Concern over Lough Owel water levels
Water levels at Lough Owel will continue to reduce over the summer as Uisce Éireann’s Water Conservation Order attempts to address the issue.
The order for the Mullingar Regional Public Water Supply came into effect on Tuesday May 6 for a period of six weeks. The need for the action is visible to anyone who has observed the low level of the water.
Normally the lake has a maximum depth of 21 metres and covers an area of 2,547 acres, but low rainfall levels means more shore line is visible than usual.
Lough Owel is primarily a spring-fed limestone lake, which gives it a remarkable water quality and high visibility of more than six metres on a bright day. Its few tributaries, all of which are small, is a reason for the current low levels.
The lake has a resident stock of wild brown trout, with an average weight of about 2lbs, but there’s a lot more to the habitat than fish.
Stanley McKeon of the Lough Owel Preservation Society explained: “When the volume of the lake reduces, it will affect the temperature. The fish are dependent on the temperature, as well as the invertebrates, like the insects that live in the lake. They lose a certain amount of land, the bottom area, to breed and hatch and so on.”
The society has a long history of oversight of the lake, having started out as The Fishery Preservation Society of Loughs Derravaragh, Owel and Ennell, in 1885.
Addressing the low levels is no easy fix: “We’re approaching the summer, you would expect this would be the situation at the end of the summer. If we get dry periods during July and August, the lake will continue falling.
“There’s millions of gallons of water going out of the lake every day. It’s supplying north to Rathowen, south to Kilbeggan, Ballymore, Kinnegad, the whole county is being supplied from Lough Owel.”
David O’Malley is an avid fisherman. He says the drop in levels is a cause for concern: “It has an effect on everything there. There’s the fish and stocks, there’s the flora and fauna as well. The white-tailed crayfish is a protected species.”

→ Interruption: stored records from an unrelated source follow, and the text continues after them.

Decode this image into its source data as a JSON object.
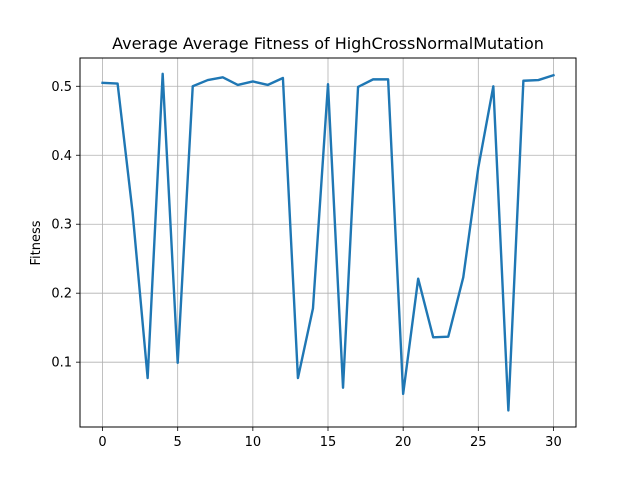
{
  "chart_data": {
    "type": "line",
    "title": "Average Average Fitness of HighCrossNormalMutation",
    "xlabel": "",
    "ylabel": "Fitness",
    "xlim": [
      -1.5,
      31.5
    ],
    "ylim": [
      0.006,
      0.541
    ],
    "xticks": [
      0,
      5,
      10,
      15,
      20,
      25,
      30
    ],
    "yticks": [
      0.1,
      0.2,
      0.3,
      0.4,
      0.5
    ],
    "ytick_labels": [
      "0.1",
      "0.2",
      "0.3",
      "0.4",
      "0.5"
    ],
    "grid": true,
    "line_color": "#1f77b4",
    "x": [
      0,
      1,
      2,
      3,
      4,
      5,
      6,
      7,
      8,
      9,
      10,
      11,
      12,
      13,
      14,
      15,
      16,
      17,
      18,
      19,
      20,
      21,
      22,
      23,
      24,
      25,
      26,
      27,
      28,
      29,
      30
    ],
    "series": [
      {
        "values": [
          0.505,
          0.504,
          0.317,
          0.077,
          0.518,
          0.099,
          0.5,
          0.509,
          0.513,
          0.502,
          0.507,
          0.502,
          0.512,
          0.077,
          0.178,
          0.503,
          0.063,
          0.499,
          0.51,
          0.51,
          0.054,
          0.221,
          0.136,
          0.137,
          0.223,
          0.382,
          0.5,
          0.03,
          0.508,
          0.509,
          0.516
        ]
      }
    ]
  }
}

He says the May level of the water body is unusual: “It’s about a metre below normal. I don’t think it’s ever hit it before. Particularly this time of the year, normally it comes back up during the winter time.

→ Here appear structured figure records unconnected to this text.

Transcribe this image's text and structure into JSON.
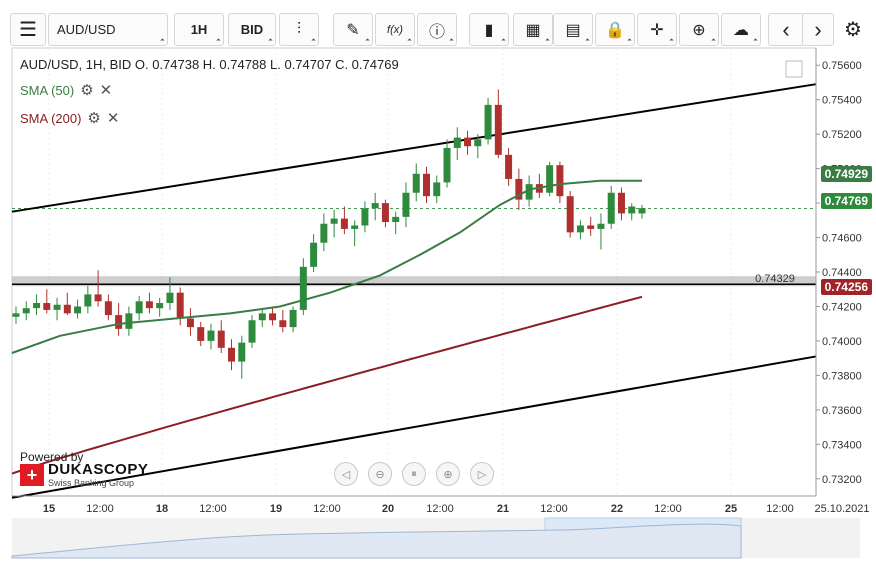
{
  "toolbar": {
    "symbol": "AUD/USD",
    "timeframe": "1H",
    "price_type": "BID",
    "buttons": [
      {
        "name": "candlestick-type-button",
        "glyph": "⫶"
      },
      {
        "name": "draw-tool-button",
        "glyph": "✎"
      },
      {
        "name": "function-button",
        "glyph": "f(x)"
      },
      {
        "name": "info-button",
        "glyph": "ⓘ"
      },
      {
        "name": "indicators-button",
        "glyph": "▮"
      },
      {
        "name": "calendar-button",
        "glyph": "▦"
      },
      {
        "name": "template-button",
        "glyph": "▤"
      },
      {
        "name": "lock-button",
        "glyph": "🔒"
      },
      {
        "name": "crosshair-button",
        "glyph": "✛"
      },
      {
        "name": "zoom-button",
        "glyph": "⊕"
      },
      {
        "name": "cloud-upload-button",
        "glyph": "☁"
      }
    ],
    "nav_prev": "‹",
    "nav_next": "›",
    "settings": "⚙",
    "menu_glyph": "☰"
  },
  "legend": {
    "ohlc": "AUD/USD, 1H, BID   O. 0.74738 H. 0.74788 L. 0.74707 C. 0.74769",
    "sma50_label": "SMA (50)",
    "sma200_label": "SMA (200)",
    "gear": "⚙",
    "close": "✕"
  },
  "price_tags": {
    "sma50": "0.74929",
    "current": "0.74769",
    "sma200": "0.74256",
    "hline": "0.74329"
  },
  "powered": {
    "by": "Powered by",
    "brand": "DUKASCOPY",
    "sub": "Swiss Banking Group"
  },
  "nav_controls": [
    {
      "name": "scroll-left-button",
      "glyph": "◁"
    },
    {
      "name": "zoom-out-button",
      "glyph": "⊖"
    },
    {
      "name": "reset-button",
      "glyph": "⏸"
    },
    {
      "name": "zoom-in-button",
      "glyph": "⊕"
    },
    {
      "name": "scroll-right-button",
      "glyph": "▷"
    }
  ],
  "colors": {
    "bull": "#2e8b3e",
    "bear": "#b03030",
    "sma50": "#3a7d44",
    "sma200": "#8b1f24",
    "trend": "#000000",
    "current_tag": "#2e8b3e",
    "sma200_tag": "#a0232a"
  },
  "chart_data": {
    "type": "candlestick",
    "title": "AUD/USD, 1H, BID",
    "ylim": [
      0.731,
      0.757
    ],
    "y_ticks": [
      "0.73200",
      "0.73400",
      "0.73600",
      "0.73800",
      "0.74000",
      "0.74200",
      "0.74400",
      "0.74600",
      "0.74800",
      "0.75000",
      "0.75200",
      "0.75400",
      "0.75600"
    ],
    "x_ticks": [
      "15",
      "12:00",
      "18",
      "12:00",
      "19",
      "12:00",
      "20",
      "12:00",
      "21",
      "12:00",
      "22",
      "12:00",
      "25",
      "12:00",
      "25.10.2021"
    ],
    "series": [
      {
        "name": "SMA (50)",
        "last": 0.74929
      },
      {
        "name": "SMA (200)",
        "last": 0.74256
      }
    ],
    "horizontal_line": 0.74329,
    "current_price": 0.74769,
    "candles": [
      {
        "o": 0.7414,
        "h": 0.742,
        "l": 0.741,
        "c": 0.7416
      },
      {
        "o": 0.7416,
        "h": 0.7423,
        "l": 0.7412,
        "c": 0.7419
      },
      {
        "o": 0.7419,
        "h": 0.7427,
        "l": 0.7415,
        "c": 0.7422
      },
      {
        "o": 0.7422,
        "h": 0.743,
        "l": 0.7416,
        "c": 0.7418
      },
      {
        "o": 0.7418,
        "h": 0.7425,
        "l": 0.7412,
        "c": 0.7421
      },
      {
        "o": 0.7421,
        "h": 0.7428,
        "l": 0.7415,
        "c": 0.7416
      },
      {
        "o": 0.7416,
        "h": 0.7424,
        "l": 0.7413,
        "c": 0.742
      },
      {
        "o": 0.742,
        "h": 0.7432,
        "l": 0.7416,
        "c": 0.7427
      },
      {
        "o": 0.7427,
        "h": 0.7441,
        "l": 0.742,
        "c": 0.7423
      },
      {
        "o": 0.7423,
        "h": 0.7427,
        "l": 0.7412,
        "c": 0.7415
      },
      {
        "o": 0.7415,
        "h": 0.7422,
        "l": 0.7403,
        "c": 0.7407
      },
      {
        "o": 0.7407,
        "h": 0.742,
        "l": 0.7403,
        "c": 0.7416
      },
      {
        "o": 0.7416,
        "h": 0.7426,
        "l": 0.7412,
        "c": 0.7423
      },
      {
        "o": 0.7423,
        "h": 0.7428,
        "l": 0.7416,
        "c": 0.7419
      },
      {
        "o": 0.7419,
        "h": 0.7425,
        "l": 0.7414,
        "c": 0.7422
      },
      {
        "o": 0.7422,
        "h": 0.7437,
        "l": 0.7418,
        "c": 0.7428
      },
      {
        "o": 0.7428,
        "h": 0.7431,
        "l": 0.7409,
        "c": 0.7413
      },
      {
        "o": 0.7413,
        "h": 0.7419,
        "l": 0.7403,
        "c": 0.7408
      },
      {
        "o": 0.7408,
        "h": 0.7411,
        "l": 0.7397,
        "c": 0.74
      },
      {
        "o": 0.74,
        "h": 0.741,
        "l": 0.7395,
        "c": 0.7406
      },
      {
        "o": 0.7406,
        "h": 0.7412,
        "l": 0.7393,
        "c": 0.7396
      },
      {
        "o": 0.7396,
        "h": 0.7401,
        "l": 0.7383,
        "c": 0.7388
      },
      {
        "o": 0.7388,
        "h": 0.7403,
        "l": 0.7378,
        "c": 0.7399
      },
      {
        "o": 0.7399,
        "h": 0.7415,
        "l": 0.7396,
        "c": 0.7412
      },
      {
        "o": 0.7412,
        "h": 0.7419,
        "l": 0.7408,
        "c": 0.7416
      },
      {
        "o": 0.7416,
        "h": 0.742,
        "l": 0.7409,
        "c": 0.7412
      },
      {
        "o": 0.7412,
        "h": 0.7418,
        "l": 0.7405,
        "c": 0.7408
      },
      {
        "o": 0.7408,
        "h": 0.742,
        "l": 0.7405,
        "c": 0.7418
      },
      {
        "o": 0.7418,
        "h": 0.7448,
        "l": 0.7415,
        "c": 0.7443
      },
      {
        "o": 0.7443,
        "h": 0.7462,
        "l": 0.744,
        "c": 0.7457
      },
      {
        "o": 0.7457,
        "h": 0.7474,
        "l": 0.7452,
        "c": 0.7468
      },
      {
        "o": 0.7468,
        "h": 0.7476,
        "l": 0.746,
        "c": 0.7471
      },
      {
        "o": 0.7471,
        "h": 0.7478,
        "l": 0.7462,
        "c": 0.7465
      },
      {
        "o": 0.7465,
        "h": 0.747,
        "l": 0.7455,
        "c": 0.7467
      },
      {
        "o": 0.7467,
        "h": 0.7481,
        "l": 0.7463,
        "c": 0.7477
      },
      {
        "o": 0.7477,
        "h": 0.7486,
        "l": 0.747,
        "c": 0.748
      },
      {
        "o": 0.748,
        "h": 0.7482,
        "l": 0.7466,
        "c": 0.7469
      },
      {
        "o": 0.7469,
        "h": 0.7475,
        "l": 0.7462,
        "c": 0.7472
      },
      {
        "o": 0.7472,
        "h": 0.7492,
        "l": 0.7466,
        "c": 0.7486
      },
      {
        "o": 0.7486,
        "h": 0.7503,
        "l": 0.7481,
        "c": 0.7497
      },
      {
        "o": 0.7497,
        "h": 0.7501,
        "l": 0.748,
        "c": 0.7484
      },
      {
        "o": 0.7484,
        "h": 0.7496,
        "l": 0.748,
        "c": 0.7492
      },
      {
        "o": 0.7492,
        "h": 0.7517,
        "l": 0.7489,
        "c": 0.7512
      },
      {
        "o": 0.7512,
        "h": 0.7524,
        "l": 0.7505,
        "c": 0.7518
      },
      {
        "o": 0.7518,
        "h": 0.7522,
        "l": 0.7508,
        "c": 0.7513
      },
      {
        "o": 0.7513,
        "h": 0.752,
        "l": 0.7506,
        "c": 0.7517
      },
      {
        "o": 0.7517,
        "h": 0.7541,
        "l": 0.7514,
        "c": 0.7537
      },
      {
        "o": 0.7537,
        "h": 0.7546,
        "l": 0.7506,
        "c": 0.7508
      },
      {
        "o": 0.7508,
        "h": 0.7512,
        "l": 0.749,
        "c": 0.7494
      },
      {
        "o": 0.7494,
        "h": 0.75,
        "l": 0.7476,
        "c": 0.7482
      },
      {
        "o": 0.7482,
        "h": 0.7496,
        "l": 0.7478,
        "c": 0.7491
      },
      {
        "o": 0.7491,
        "h": 0.7497,
        "l": 0.7483,
        "c": 0.7486
      },
      {
        "o": 0.7486,
        "h": 0.7504,
        "l": 0.7484,
        "c": 0.7502
      },
      {
        "o": 0.7502,
        "h": 0.7504,
        "l": 0.748,
        "c": 0.7484
      },
      {
        "o": 0.7484,
        "h": 0.7487,
        "l": 0.746,
        "c": 0.7463
      },
      {
        "o": 0.7463,
        "h": 0.747,
        "l": 0.7459,
        "c": 0.7467
      },
      {
        "o": 0.7467,
        "h": 0.7472,
        "l": 0.7461,
        "c": 0.7465
      },
      {
        "o": 0.7465,
        "h": 0.7474,
        "l": 0.7453,
        "c": 0.7468
      },
      {
        "o": 0.7468,
        "h": 0.749,
        "l": 0.7465,
        "c": 0.7486
      },
      {
        "o": 0.7486,
        "h": 0.7489,
        "l": 0.747,
        "c": 0.7474
      },
      {
        "o": 0.7474,
        "h": 0.748,
        "l": 0.747,
        "c": 0.7478
      },
      {
        "o": 0.7474,
        "h": 0.7479,
        "l": 0.7471,
        "c": 0.7477
      }
    ]
  }
}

“Loch Ennell has plenty of water in it, but Loch Owel doesn’t seem to have bounced back this year. It’s just a lack of rainfall,” he said.
David believes the level may present a danger to crafts: “It’s not really affecting people going fishing, other than they have to be a lot more careful where they’re going. With the lake levels having dropped, there’s some stones and rocks where they would normally be well over them, they’re now maybe hitting off them.”
The public can help by observing the Conservation Order prohibiting the use of garden hose pipes and other non-essential uses of water by domestic users and commercial premises for non-commercial activities.